15 See, for example, S&M, pp.30-31: [79] It is suggested...that long-tail syndicates should take advantage of "Dead Man's Stop" and thereby reduce their liabilities considerably. In our view, it would be very difficult for a responsible Council to adopt or allow a general policy of this nature. We have two principal reasons for this view. [80] The first is that the Council would have to be convinced that implementation of such a policy would not put in doubt the credibility of all policies of insurance written at Lloyd's. The proposal amounts to taking advantage of complexities in the Lloyd's system designed for the benefit of Names (to enable them as individuals to carry on business as insurers and to enter and leave the system when it suits them) and turning them to the disadvantage of policyholders. Once it became known that this was being done, on a generalised basis, however good the arguments to justify it may be thought to be, any sensible policyholder at Lloyd's, present or prospective, would seek cast-iron assurances that this would not occur in his case or take his business elsewhere. The authors of S&M appear to have overlooked that the SYA participant is not liable to the assured-at-Lloyd's as a solus in the first place.

16 Who expected 'well-advised policyholders...to join together in action groups (just as Names have done) to combat any concerted attempt on the part of Names to apply "Dead Man's Stop", in particular to enforce rights common to all or most of them, such as to compel the provision of information': S&M, §82(e) (p.32). It is indeed remarkable, if not incredible, that there has been no mass litigation against the Lloyd's enterprise by EquitasRe-assureds-at-Lloyd's facing attempts by the mystery-mongers at Equitas Re to materially shortchange them (application for declaratory relief against the enterprise is considered in the next article in the present series).
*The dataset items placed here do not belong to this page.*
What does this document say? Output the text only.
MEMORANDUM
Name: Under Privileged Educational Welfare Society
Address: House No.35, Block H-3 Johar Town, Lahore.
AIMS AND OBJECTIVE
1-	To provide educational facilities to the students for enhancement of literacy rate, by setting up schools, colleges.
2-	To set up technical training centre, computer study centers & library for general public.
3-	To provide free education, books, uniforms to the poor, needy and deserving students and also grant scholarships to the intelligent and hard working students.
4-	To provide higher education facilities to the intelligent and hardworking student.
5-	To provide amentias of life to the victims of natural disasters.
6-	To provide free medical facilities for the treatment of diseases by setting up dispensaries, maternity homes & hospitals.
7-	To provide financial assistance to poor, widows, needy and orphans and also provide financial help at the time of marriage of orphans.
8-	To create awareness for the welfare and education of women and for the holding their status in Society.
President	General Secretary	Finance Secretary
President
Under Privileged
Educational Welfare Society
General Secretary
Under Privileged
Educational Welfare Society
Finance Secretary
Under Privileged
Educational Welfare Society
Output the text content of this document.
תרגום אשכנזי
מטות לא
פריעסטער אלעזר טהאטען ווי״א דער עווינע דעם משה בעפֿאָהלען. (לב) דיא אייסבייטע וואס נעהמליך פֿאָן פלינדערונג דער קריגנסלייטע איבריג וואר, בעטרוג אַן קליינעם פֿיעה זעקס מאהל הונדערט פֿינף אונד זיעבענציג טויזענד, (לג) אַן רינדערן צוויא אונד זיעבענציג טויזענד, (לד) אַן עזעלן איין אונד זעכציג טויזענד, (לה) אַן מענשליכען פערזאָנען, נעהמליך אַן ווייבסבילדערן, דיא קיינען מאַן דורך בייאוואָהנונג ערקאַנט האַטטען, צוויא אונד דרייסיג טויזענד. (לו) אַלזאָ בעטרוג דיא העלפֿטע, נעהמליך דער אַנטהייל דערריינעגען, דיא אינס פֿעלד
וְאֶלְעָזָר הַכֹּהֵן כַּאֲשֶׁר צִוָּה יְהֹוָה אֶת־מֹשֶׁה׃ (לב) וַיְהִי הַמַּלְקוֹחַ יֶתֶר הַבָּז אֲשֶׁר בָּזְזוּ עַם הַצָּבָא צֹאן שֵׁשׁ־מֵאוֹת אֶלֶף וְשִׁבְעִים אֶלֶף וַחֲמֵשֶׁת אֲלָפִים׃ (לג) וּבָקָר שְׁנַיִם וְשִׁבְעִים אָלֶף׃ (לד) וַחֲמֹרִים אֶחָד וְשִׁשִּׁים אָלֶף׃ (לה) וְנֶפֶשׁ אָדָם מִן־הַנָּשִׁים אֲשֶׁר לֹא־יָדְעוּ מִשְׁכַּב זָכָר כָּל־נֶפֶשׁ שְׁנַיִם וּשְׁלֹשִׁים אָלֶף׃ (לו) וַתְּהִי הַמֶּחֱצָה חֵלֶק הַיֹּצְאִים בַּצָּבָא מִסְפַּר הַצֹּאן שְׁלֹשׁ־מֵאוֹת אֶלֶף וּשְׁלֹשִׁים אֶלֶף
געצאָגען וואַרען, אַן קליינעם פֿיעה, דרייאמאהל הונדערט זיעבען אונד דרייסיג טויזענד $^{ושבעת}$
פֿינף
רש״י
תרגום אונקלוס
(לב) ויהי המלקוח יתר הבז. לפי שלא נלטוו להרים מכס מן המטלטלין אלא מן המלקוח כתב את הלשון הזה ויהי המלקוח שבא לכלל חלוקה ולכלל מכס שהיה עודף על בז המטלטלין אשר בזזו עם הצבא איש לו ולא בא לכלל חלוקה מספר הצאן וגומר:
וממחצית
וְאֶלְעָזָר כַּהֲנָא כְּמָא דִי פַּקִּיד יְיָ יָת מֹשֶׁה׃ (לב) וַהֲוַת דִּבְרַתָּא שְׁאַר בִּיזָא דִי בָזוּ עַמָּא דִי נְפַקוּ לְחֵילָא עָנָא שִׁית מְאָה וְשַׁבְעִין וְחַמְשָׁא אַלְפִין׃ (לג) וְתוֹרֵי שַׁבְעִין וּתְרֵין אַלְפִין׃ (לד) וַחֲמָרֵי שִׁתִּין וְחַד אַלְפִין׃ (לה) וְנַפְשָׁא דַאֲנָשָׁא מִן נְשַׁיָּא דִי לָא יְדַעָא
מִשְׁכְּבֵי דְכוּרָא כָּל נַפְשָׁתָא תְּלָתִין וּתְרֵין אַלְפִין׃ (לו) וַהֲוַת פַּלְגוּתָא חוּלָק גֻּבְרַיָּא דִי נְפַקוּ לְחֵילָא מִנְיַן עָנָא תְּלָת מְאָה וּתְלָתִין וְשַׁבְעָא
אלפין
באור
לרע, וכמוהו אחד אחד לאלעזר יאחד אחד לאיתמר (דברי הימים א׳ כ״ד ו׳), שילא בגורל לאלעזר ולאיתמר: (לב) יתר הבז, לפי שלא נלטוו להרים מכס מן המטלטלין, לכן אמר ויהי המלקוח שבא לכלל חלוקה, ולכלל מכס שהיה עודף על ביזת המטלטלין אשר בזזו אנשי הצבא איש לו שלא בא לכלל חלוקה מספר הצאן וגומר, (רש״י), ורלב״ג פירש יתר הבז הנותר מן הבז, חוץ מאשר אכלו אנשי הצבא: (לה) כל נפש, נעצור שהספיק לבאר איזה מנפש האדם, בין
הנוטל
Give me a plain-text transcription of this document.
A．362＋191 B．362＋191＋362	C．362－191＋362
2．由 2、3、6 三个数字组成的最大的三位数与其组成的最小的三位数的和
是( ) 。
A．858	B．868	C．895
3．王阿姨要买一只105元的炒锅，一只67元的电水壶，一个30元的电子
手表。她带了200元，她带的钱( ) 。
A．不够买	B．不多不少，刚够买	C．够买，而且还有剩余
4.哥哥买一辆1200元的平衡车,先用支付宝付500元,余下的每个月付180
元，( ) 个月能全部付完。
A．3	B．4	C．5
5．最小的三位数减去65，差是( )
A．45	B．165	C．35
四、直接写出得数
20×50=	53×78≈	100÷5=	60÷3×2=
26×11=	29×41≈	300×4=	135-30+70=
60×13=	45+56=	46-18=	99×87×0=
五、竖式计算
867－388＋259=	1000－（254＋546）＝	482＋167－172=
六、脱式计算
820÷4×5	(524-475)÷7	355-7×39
17 See S&M, §87 (p.33): The principal financial advantage to Names from the LNAWP Plan is said to be the pressure which policyholders will come under to commute (or "buy back") their policies at substantial discounts because of anxiety about solvency. We do not disagree that, in theory, in such a situation, policyholders would be willing to negotiate policy commutations, possibly at substantial discounts. However, in our view, the LNAWP Plan underestimates the practical difficulties which would arise in the run-off which it proposes. These are listed in paragraph 75. In particular, run-off managers would not be able to commute on behalf of all the Names in their syndicates: They would only be able to commute on behalf of Names whose solvency is certain and, as we have mentioned above, they will not be certain about that because many Names' reinsurances would have ceased to be fully effective. It will be difficult for managing agents to identify which Names are solvent and which are insolvent. Furthermore, the relevant reinsuring syndicates (whose consent to commutations will also be required) will experience exactly the same difficulty. In short, the principal financial advantage which LNAWP hopes its proposal will provide for Names will, in our view, be difficult to achieve.